Example: The following example demonstrates how a class can inherit from multiple base classes:
#include <iostream>
using namespace std;
class A
{
public:
A()
{
cout << "Class A\n";
}
};
class B
{
public:
B()
{
cout << "Class B\n";
}
};
// Inheriting from both class A & B
class C : public B, public A
{
public:
C()
{
cout << "Class C\n";
}
};
int main()
{
C obj;
}
Output
Class B Class A Class C
Explanation: In the above code, class C inherits from both B and A using multiple inheritance (class C : public B, public A).
Syntax
A derived class inherits from multiple base classes by specifying all parent classes after the inheritance operator (:).
class Base1 {
// Members of Base1
};class Base2 {
// Members of Base2
};class Derived : public Base1, public Base2 {
// Members of Derived
};
Where:
- Base1 and Base2 are the parent classes.
- Derived inherits the accessible members of both base classes.
- Multiple base classes are separated using commas.
Constructor Call Order
In Constructor Call Order When an object of a multiply inherited class is created, the constructors of the base classes are executed before the derived class constructor.
- Base class constructors are called first.
- The order depends on the inheritance list.
- The constructor body does not affect this order.
#include <iostream>
using namespace std;
class A
{
public:
A()
{
cout << "Constructor A\n";
}
};
class B
{
public:
B()
{
cout << "Constructor B\n";
}
};
class C : public B, public A
{
public:
C()
{
cout << "Constructor C\n";
}
};
int main()
{
C obj;
}
Output
Constructor B Constructor A Constructor C
Explanation: Although A is defined before B, C inherits as public B, public A. Therefore:
- B constructor executes first.
- A constructor executes next.
- C constructor executes last.
Destructor Call Order
Destructors execute in the reverse order of constructors.
- The derived class destructor executes first.
- Base class destructors execute afterward.
- Base classes are destroyed in reverse inheritance order.
#include <iostream>
using namespace std;
class A
{
public:
~A()
{
cout << "Destructor A\n";
}
};
class B
{
public:
~B()
{
cout << "Destructor B\n";
}
};
class C : public B, public A
{
public:
~C()
{
cout << "Destructor C\n";
}
};
int main()
{
C obj;
}
Output
Destructor C Destructor A Destructor B
Explanation: Objects are destroyed in the reverse order of construction. The destructor sequence is: C A B
Diamond Problem
The Diamond Problem occurs when two classes inherit from the same base class, and a third class inherits from both of them. This leads to duplication of base class members and causes ambiguity.

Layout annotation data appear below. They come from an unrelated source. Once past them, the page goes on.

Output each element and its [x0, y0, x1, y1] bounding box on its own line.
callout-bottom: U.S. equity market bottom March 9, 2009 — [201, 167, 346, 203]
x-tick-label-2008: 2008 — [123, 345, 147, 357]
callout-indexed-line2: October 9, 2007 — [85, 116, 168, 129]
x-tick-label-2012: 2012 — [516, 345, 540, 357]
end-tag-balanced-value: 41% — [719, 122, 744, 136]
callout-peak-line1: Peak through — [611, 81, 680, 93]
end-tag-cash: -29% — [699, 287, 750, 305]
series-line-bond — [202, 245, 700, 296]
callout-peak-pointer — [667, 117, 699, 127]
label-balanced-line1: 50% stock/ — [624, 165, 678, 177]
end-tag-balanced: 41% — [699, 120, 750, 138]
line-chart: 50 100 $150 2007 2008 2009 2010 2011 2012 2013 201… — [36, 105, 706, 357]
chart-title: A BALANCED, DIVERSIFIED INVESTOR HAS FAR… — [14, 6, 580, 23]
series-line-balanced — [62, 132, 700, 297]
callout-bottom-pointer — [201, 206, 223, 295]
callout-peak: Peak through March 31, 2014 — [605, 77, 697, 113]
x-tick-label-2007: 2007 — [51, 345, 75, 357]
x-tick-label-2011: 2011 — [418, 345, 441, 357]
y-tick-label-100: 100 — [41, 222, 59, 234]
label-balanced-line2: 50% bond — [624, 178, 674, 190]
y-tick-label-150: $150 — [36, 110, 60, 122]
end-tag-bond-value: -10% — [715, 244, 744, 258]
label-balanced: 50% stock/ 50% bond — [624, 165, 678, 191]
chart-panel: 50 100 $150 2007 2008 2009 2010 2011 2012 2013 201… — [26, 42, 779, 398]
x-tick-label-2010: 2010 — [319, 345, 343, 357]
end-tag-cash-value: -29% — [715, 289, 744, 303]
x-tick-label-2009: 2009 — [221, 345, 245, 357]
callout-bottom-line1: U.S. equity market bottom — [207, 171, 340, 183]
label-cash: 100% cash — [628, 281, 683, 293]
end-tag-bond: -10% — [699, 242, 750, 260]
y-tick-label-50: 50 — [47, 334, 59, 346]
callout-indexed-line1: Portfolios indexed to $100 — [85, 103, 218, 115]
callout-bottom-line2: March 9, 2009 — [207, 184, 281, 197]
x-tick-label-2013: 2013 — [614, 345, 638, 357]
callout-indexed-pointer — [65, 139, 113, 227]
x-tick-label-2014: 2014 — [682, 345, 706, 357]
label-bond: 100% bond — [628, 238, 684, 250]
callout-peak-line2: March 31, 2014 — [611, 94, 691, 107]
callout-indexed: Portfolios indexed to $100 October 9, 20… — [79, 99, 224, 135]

In this example, we demonstrate the diamond problem where the base class constructor is called twice due to multiple inheritance.
#include <iostream>
using namespace std;
class Person
{
public:
Person()
{
cout << "Person constructor\n";
}
};
class Faculty : public Person
{
};
class Student : public Person
{
};
class TA : public Faculty, public Student
{
};
int main()
{
TA obj;
}
Output
Person constructor Person constructor
Explanation: TA inherits from both Faculty and Student, and both inherit from Person. As a result:
- Two separate Person objects are created.
- The Person constructor executes twice.
- This leads to ambiguity because TA contains two copies of the Person class.
Advantages of Multiple Inheritance
Multiple inheritance allows a class to combine functionality from different base classes.
- Reuses functionality from multiple classes.
- Reduces code duplication.
- Combines independent features into a single class.
- Improves flexibility in class design.
Limitations of Multiple Inheritance
Although powerful, multiple inheritance increases program complexity.
- May introduce ambiguity when members have the same name.
- Can lead to the Diamond Problem.
- Makes class hierarchies more difficult to understand and maintain.
- Requires virtual inheritance to resolve shared base class issues.